DTN Livestock Midday: Cattle Still Sour About Grain Market’s Rally

    ©Debra L Ferguson Stock Photography

    Some cash cattle trade has been reported in the South at steady prices, but Northern cattle are trading steady to $1.00 lower than last week.

    GENERAL COMMENTS:

    Cattle contracts are still licking their wounds from Tuesday’s aggressive jump in the grain markets. The cash cattle market has begun to trade and packers have purchased cattle steady to $1.00 lower than last week’s average. While the cattle complex may be suffering, lean hog futures are rallying as support bolsters the market from nearly every aspect.

    March corn is down 7 1/2 cents per bushel and March soybean meal is down $3.80. The Dow Jones Industrial Average is up 127.04 points and NASDAQ is down 172.63 points.

    LIVE CATTLE:

    Packers won the psychology battle of the week as they’ve been able to pick up some cattle in the North for $220 (which is steady to $1.00 lower than last week’s business) and some Southern cattle have traded at $138 (which is fully steady).

    Even though fat cattle shouldn’t technically be influenced by the corn market, the contracts are woven together and what wounds one usually affects the other when it comes to the live cattle and feeder cattle futures.

    Given that boxed beef prices are trending higher, feedlots may have been able to hold the market completely steady if they would have waited until later in the week to trade, but the onset of the sharply higher corn prices caught feedlots off guard. February live cattle are down $0.67 at $137.15, April live cattle are down $0.65 at $142.02 and June live cattle are down $0.55 at $137.10.

    Boxed beef prices are higher: choice up $0.65 ($267.47) and select up $1.16 ($260.39) with a movement of 111 loads (69.60 loads of choice, 17.66 loads of select, 9.85 loads of trim and 14.20 loads of ground beef).

    FEEDER CATTLE:

    Even though the corn and soybean markets are lower, the feeder cattle complex doesn’t feel confident trading higher after Tuesday’s blow.

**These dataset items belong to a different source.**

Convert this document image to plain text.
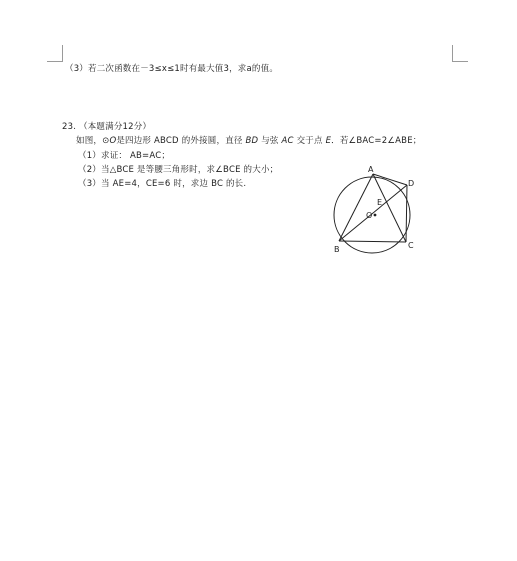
（3）若二次函数在－3≤x≤1时有最大值3，求a的值。
23. （本题满分12分）
如图，⊙O是四边形 ABCD 的外接圆，直径 BD 与弦 AC 交于点 E．若∠BAC=2∠ABE；
（1）求证： AB=AC；
（2）当△BCE 是等腰三角形时，求∠BCE 的大小；
（3）当 AE=4，CE=6 时，求边 BC 的长.
A
B	C
D
E
O
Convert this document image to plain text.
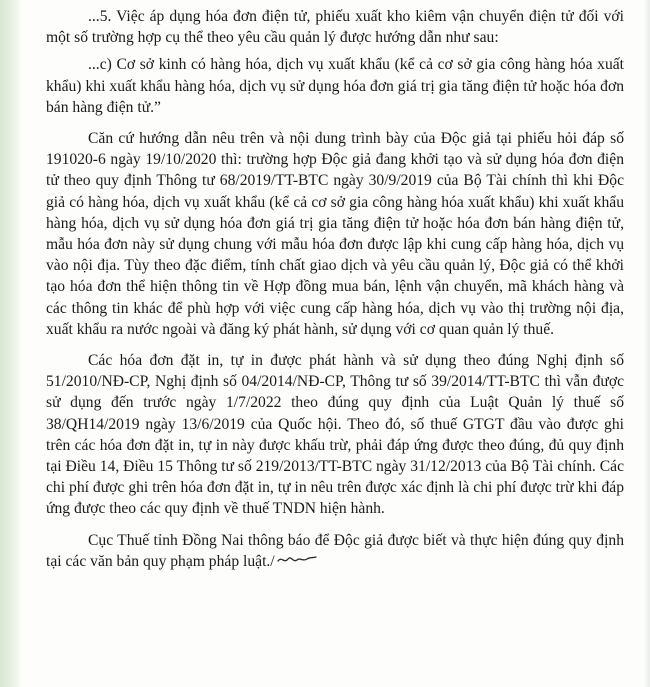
...5. Việc áp dụng hóa đơn điện tử, phiếu xuất kho kiêm vận chuyển điện tử đối với một số trường hợp cụ thể theo yêu cầu quản lý được hướng dẫn như sau:

...c) Cơ sở kinh có hàng hóa, dịch vụ xuất khẩu (kể cả cơ sở gia công hàng hóa xuất khẩu) khi xuất khẩu hàng hóa, dịch vụ sử dụng hóa đơn giá trị gia tăng điện tử hoặc hóa đơn bán hàng điện tử.”

Căn cứ hướng dẫn nêu trên và nội dung trình bày của Độc giả tại phiếu hỏi đáp số 191020-6 ngày 19/10/2020 thì: trường hợp Độc giả đang khởi tạo và sử dụng hóa đơn điện tử theo quy định Thông tư 68/2019/TT-BTC ngày 30/9/2019 của Bộ Tài chính thì khi Độc giả có hàng hóa, dịch vụ xuất khẩu (kể cả cơ sở gia công hàng hóa xuất khẩu) khi xuất khẩu hàng hóa, dịch vụ sử dụng hóa đơn giá trị gia tăng điện tử hoặc hóa đơn bán hàng điện tử, mẫu hóa đơn này sử dụng chung với mẫu hóa đơn được lập khi cung cấp hàng hóa, dịch vụ vào nội địa. Tùy theo đặc điểm, tính chất giao dịch và yêu cầu quản lý, Độc giả có thể khởi tạo hóa đơn thể hiện thông tin về Hợp đồng mua bán, lệnh vận chuyển, mã khách hàng và các thông tin khác để phù hợp với việc cung cấp hàng hóa, dịch vụ vào thị trường nội địa, xuất khẩu ra nước ngoài và đăng ký phát hành, sử dụng với cơ quan quản lý thuế.

Các hóa đơn đặt in, tự in được phát hành và sử dụng theo đúng Nghị định số 51/2010/NĐ-CP, Nghị định số 04/2014/NĐ-CP, Thông tư số 39/2014/TT-BTC thì vẫn được sử dụng đến trước ngày 1/7/2022 theo đúng quy định của Luật Quản lý thuế số 38/QH14/2019 ngày 13/6/2019 của Quốc hội. Theo đó, số thuế GTGT đầu vào được ghi trên các hóa đơn đặt in, tự in này được khấu trừ, phải đáp ứng được theo đúng, đủ quy định tại Điều 14, Điều 15 Thông tư số 219/2013/TT-BTC ngày 31/12/2013 của Bộ Tài chính. Các chi phí được ghi trên hóa đơn đặt in, tự in nêu trên được xác định là chi phí được trừ khi đáp ứng được theo các quy định về thuế TNDN hiện hành.

Cục Thuế tỉnh Đồng Nai thông báo để Độc giả được biết và thực hiện đúng quy định tại các văn bản quy phạm pháp luật./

January feeders are down $0.47 at $162.20, March feeders are down $0.22 at $166.12 and April feeders are down $0.15 at $169.62. The feeder cattle contracts are going to depend heavily on the live cattle market for support in the weeks ahead.

    Thankfully feeder cattle sales were still aggressive Tuesday afternoon, but if corn keeps trading at $6.00 or trends higher (staying above $6.00/bushel is very likely) the buyers could grow weary of diving into any more feeders as their cost of gains have changed significantly.

    LEAN HOGS:

    After last week’s sell-off, the lean hog contracts are rallying into Wednesday’s noon hour with substantial support. February lean hogs are up $1.62 at $81.77, April lean hogs are up $1.67 at $88.67 and June lean hogs are up $1.22 at $99.50. The market is seeing support from nearly every angle as pork cutout values are higher, cash prices are higher, and the futures market is trading confidently.

    While last week the market was terrified about what Prop 12 might do to the marketplace, largely its looking like the market is managing just fine. Monitoring what Wednesday’s slaughter amounts too is important business for the afternoon as well as where pork cutout prices round the day out at.

    The projected CME Lean Hog Index for 1/4/2022 is up $1.12 at $73.87 and the actual index for 1/3/2021 is up $0.90 at $72.75. Hog prices are higher on the National Direct Morning Hog Report, up $5.14 with a weighted average of $66.90 ranging from $59.00 to $70.00 on 8,480 head and a five-day rolling average of $63.71. Pork cutouts total 175.41 loads with 158.01 loads of pork cuts and 17.40 loads of trim. Pork cutout values: up $7.96, $93.43.